Tutman refused to return to work after Vasilopulos harassed him, but a reasonable employee would not have found work conditions at CBS to be so intolerable that he would have to quit his job. In fact, Tutman did not claim at the time that he could not return to work after his medical leave expired. Instead, despite the absence of medical corroboration, Tutman requested extended leave to get back into shape. Aside from Tutman's bare assertions, there is little to suggest that Tutman's working conditions would have been so objectively intolerable based on the lone incident with Vasilopulos. In cases finding constructive discharge, the plaintiffs suffered from much more severe and sustained harassment. See, e.g., Snider v. Consolidation Coal Co., 973 F.2d 555, 558 (7th Cir. 1992); Taylor v. Western & S. Life Ins. Co., 966 F.2d 1188, 1191 (7th Cir. 1992); Sanchez v. Denver Pub. Sch., 164 F.3d 527, 534 (10th Cir. 1998). In Taylor, we found constructive discharge when the plaintiffs' boss constantly peppered the plaintiffs with racist comments, brandished a pistol and held it to one plaintiff's head. Taylor, 966 F.2d at 1191. In Brooms v. Regal Tube Co., 881 F.2d 412, 417, 423 (7th Cir. 1989), the plaintiff established constructive discharge where "repeated instances of grossly offensive conduct and commentary" culminated with an incident during which a co-worker showed the plaintiff a racist pornographic photograph, told her that she was hired to perform the task depicted in the photograph, grabbed the plaintiff and threatened to kill her. A credible death threat that signals grave danger to the plaintiff's bodily integrity, as in Taylor and Brooms, can constitute grounds for finding constructive discharge, but the harassment suffered by Tutman at Vasilopulos's hands falls well short of this standard.

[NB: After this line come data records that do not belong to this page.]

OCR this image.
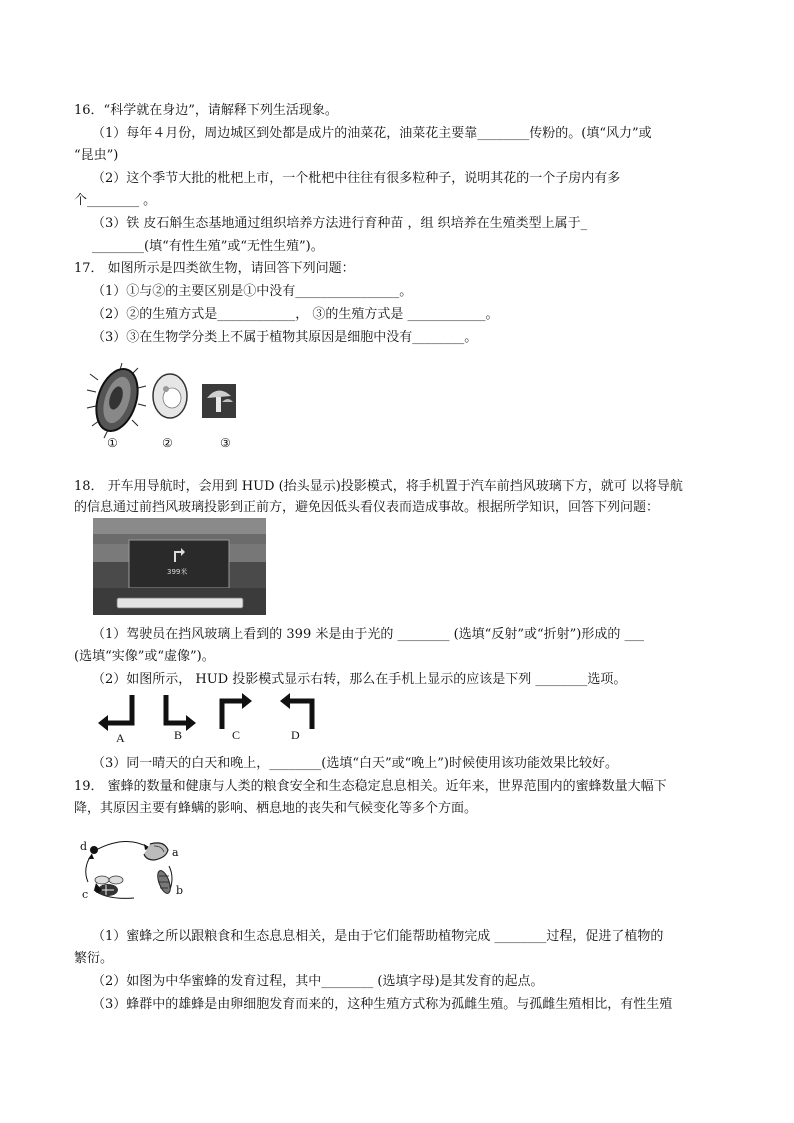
16．“科学就在身边”，请解释下列生活现象。
（1）每年４月份，周边城区到处都是成片的油菜花，油菜花主要靠________传粉的。(填“风力”或
“昆虫”)
（2）这个季节大批的枇杷上市，一个枇杷中往往有很多粒种子，说明其花的一个子房内有多
个________ 。
（3）铁 皮石斛生态基地通过组织培养方法进行育种苗 ，组 织培养在生殖类型上属于_
________(填“有性生殖”或“无性生殖”)。
17． 如图所示是四类欲生物，请回答下列问题：
（1）①与②的主要区别是①中没有________________。
（2）②的生殖方式是____________， ③的生殖方式是 ____________。
（3）③在生物学分类上不属于植物其原因是细胞中没有________。
①	②	③
18． 开车用导航时，会用到 HUD (抬头显示)投影模式，将手机置于汽车前挡风玻璃下方，就可 以将导航
的信息通过前挡风玻璃投影到正前方，避免因低头看仪表而造成事故。根据所学知识，回答下列问题：
399米
（1）驾驶员在挡风玻璃上看到的 399 米是由于光的 ________ (选填“反射”或“折射”)形成的 ___
(选填“实像”或“虚像”)。
（2）如图所示， HUD 投影模式显示右转，那么在手机上显示的应该是下列 ________选项。
A	B	C	D
（3）同一晴天的白天和晚上，________(选填“白天”或“晚上”)时候使用该功能效果比较好。
19． 蜜蜂的数量和健康与人类的粮食安全和生态稳定息息相关。近年来，世界范围内的蜜蜂数量大幅下
降，其原因主要有蜂螨的影响、栖息地的丧失和气候变化等多个方面。
a
b
c
d
（1）蜜蜂之所以跟粮食和生态息息相关，是由于它们能帮助植物完成 ________过程，促进了植物的
繁衍。
（2）如图为中华蜜蜂的发育过程，其中________ (选填字母)是其发育的起点。
（3）蜂群中的雄蜂是由卵细胞发育而来的，这种生殖方式称为孤雌生殖。与孤雌生殖相比，有性生殖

A reasonable person would not have feared Vasilopulos as a result of his single oblique threat, even construing all reasonable inferences in favor of Tutman, such that he would feel forced to resign. See, e.g., Drake, 134 F.3d at 887; Rabinovitz v. Pena, 89 F.3d 482, 489 (7th Cir. 1996); Saxton, 10 F.3d at 537. In Simpson v. Borg-Warner Automotive, Inc., 196 F.3d 873, 877-78 (7th Cir. 1999), a co-worker's comment that "someone should take a dish and knock [the plaintiff] upside the head" did not establish constructive discharge. Likewise, in Lindale v. Tokheim Corp., 145 F.3d 953, 956 (7th Cir. 1998), "boorish behavior" by co-workers was insufficient for constructive discharge. Vasilopulos's harassment of Tutman was closer to the abuse suffered in these cases than to the vicious harassment in Brooms or Taylor. Even assuming that Vasilopulos's harassment was so offensive and severe to create a hostile work environment, his conduct was not so egre gious as to compel Tutman's resignation and establish constructive discharge.
For the foregoing reasons, we AFFIRM the grant of summary judgment.
The parties agree that "bust a cap" and "pop a cap" means "to shoot" in gang parlance, but CBS maintains that Vasilopulos did not intend his remark as a death threat. Vasilopulos and Tutman appear to have been referring to the film Fear of a Black Hat mistakenly as Niggers with Hats.